The rise of gender studies in the 1960s and 70s completely transformed the ways in which anthropologists looked at the issue of drug abuse between men and women. Up to that point, scholars entertained fairly androcentric (male-centric) interpretations of the narcotics and opioid epidemic in the country. In modern media such as film and television, images of cocaine-snorting, high-profile men have gradually been giving way to that of the “crack mom” and a more gender-balanced reflection of the current opioid crisis. As anthropologists J. Bryan Page and Merrill Singer have argued in their monograph Comprehending Drug Use: Ethnographic Research at the Social Margins, the increase emphasis demographers, anthropologists, ethnographers, and other social scientists have devoted to studying the “little-known people” who populate the everyday environments of the cities has allowed a clearer understanding of the dependency issues of both women and men on illicit substances.
Cocaine is the overwhelming favorite among drug users, both men and women. One clear difference between men and women’s relative ability to procure cocaine, according to Page and Singer, is that men are more likely to independently seek out and procure the drug, whereas women prefer to acquire it through a male intermediary. The one arena in which this does not apply is the sex-trade industry However, because the sex-industry is predominately populated by female workers, it still reinforces gender disparities in how cocaine and other drugs are obtained. According to the ethnographer Jennifer James, sex work and drug use are etiologically related. Some conditions of the sex work industry specifically guide women down the path of substance abuse and dependency.
Other researchers have focused on the effects of drug use on the deterioration of everyday life for both men and women. Marsha Rosenbaum in her book Women on Heroin has tackled the difficult questions arising from the difficulties of childrearing and leading a “normal” life while suffering from heroin addiction. Her research suggests that, while drug use within the family is always detrimental to the healthy development of a child, its negative effects can be exacerbated if it is the mother who is an addict. The reason is that drug-abusing mothers very rarely hold stable jobs, and are therefore much more likely to embrace their maternalistic roles of childcare than will drug-addicted fathers. Thus, these children tend to be exposed to drug paraphernalia for much longer, and starting from a much younger age. Early exposure drastically increases the likelihood that they will experiment with drugs themselves. The gendered roles of drug use can have unintended ramifications within the nuclear family.
Some social theorists have pointed to the ways in which drug-abusing women have been represented by society throughout the twentieth century. Incredibly, in the 1990s there existed what was known as the “heroin chic,” in which dead-eyed, pale-faced, emaciated women were portrayed in some magazines and illustrations as embodiments of independence. Advertisers portrayed these women as “being beyond needing, beyond caring, beyond desire,” and thus beyond the grasp of the West’s civilizing mission. In her book, Abusing Women: Gender, Drug Policy, and Social Justice, Nancy D. Campbell has discussed how the emergence of the heroin chic marked the end of respectability among women as a form of social control, in some sense liberating women from the stifling conventions of modern social morality.
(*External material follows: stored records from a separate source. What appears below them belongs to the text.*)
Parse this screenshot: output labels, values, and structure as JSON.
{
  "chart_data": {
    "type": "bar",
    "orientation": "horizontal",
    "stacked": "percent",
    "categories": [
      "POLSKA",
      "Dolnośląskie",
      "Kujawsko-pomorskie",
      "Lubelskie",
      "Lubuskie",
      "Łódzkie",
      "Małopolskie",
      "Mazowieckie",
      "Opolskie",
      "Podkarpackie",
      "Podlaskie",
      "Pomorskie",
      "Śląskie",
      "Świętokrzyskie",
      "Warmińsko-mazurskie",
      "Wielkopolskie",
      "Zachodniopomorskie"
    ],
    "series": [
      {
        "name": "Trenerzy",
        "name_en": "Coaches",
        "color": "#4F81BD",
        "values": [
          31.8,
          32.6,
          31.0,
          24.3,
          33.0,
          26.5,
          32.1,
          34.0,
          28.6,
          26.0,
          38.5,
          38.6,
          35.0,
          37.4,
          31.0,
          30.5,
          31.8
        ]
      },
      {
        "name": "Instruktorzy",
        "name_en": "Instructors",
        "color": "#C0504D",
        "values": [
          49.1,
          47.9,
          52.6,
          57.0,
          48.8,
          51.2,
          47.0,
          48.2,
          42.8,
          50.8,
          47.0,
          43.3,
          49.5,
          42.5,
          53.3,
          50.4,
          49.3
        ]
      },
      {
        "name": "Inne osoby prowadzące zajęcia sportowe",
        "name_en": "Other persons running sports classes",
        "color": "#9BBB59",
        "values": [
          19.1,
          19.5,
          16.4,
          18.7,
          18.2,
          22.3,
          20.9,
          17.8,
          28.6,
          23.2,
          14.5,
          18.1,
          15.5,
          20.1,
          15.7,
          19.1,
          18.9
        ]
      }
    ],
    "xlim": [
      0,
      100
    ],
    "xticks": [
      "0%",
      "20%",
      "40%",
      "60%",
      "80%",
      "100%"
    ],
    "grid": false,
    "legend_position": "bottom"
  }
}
Although the logic of the heroin chic may be a bit excessive, there is no doubt that by the 1990s it was not longer just scholars, but also the general public, that was beginning to reorient their understanding of who exactly did drugs. Since then a spate of scholarly publications and popular works have equalized the playing field and recognized that drug abuse is a phenomenon that touches the lives of both men and women. In this new representation, men have assumed the identity of soulless perpetrators and women that of helpless victims of circumstance (in many, but not all, cases). For example, it is exceedingly rare to see depictions of a female drug dealer in movies or television. It is much more common to see women turn to drug use as the result of a physically abusive marriage.
The new representations of drug use that have emerged recently have had a checkered influence. They bring to light previously ignored aspects of narcotics abuse, while at the same time grossly exaggerating certain aspects of the drug industry.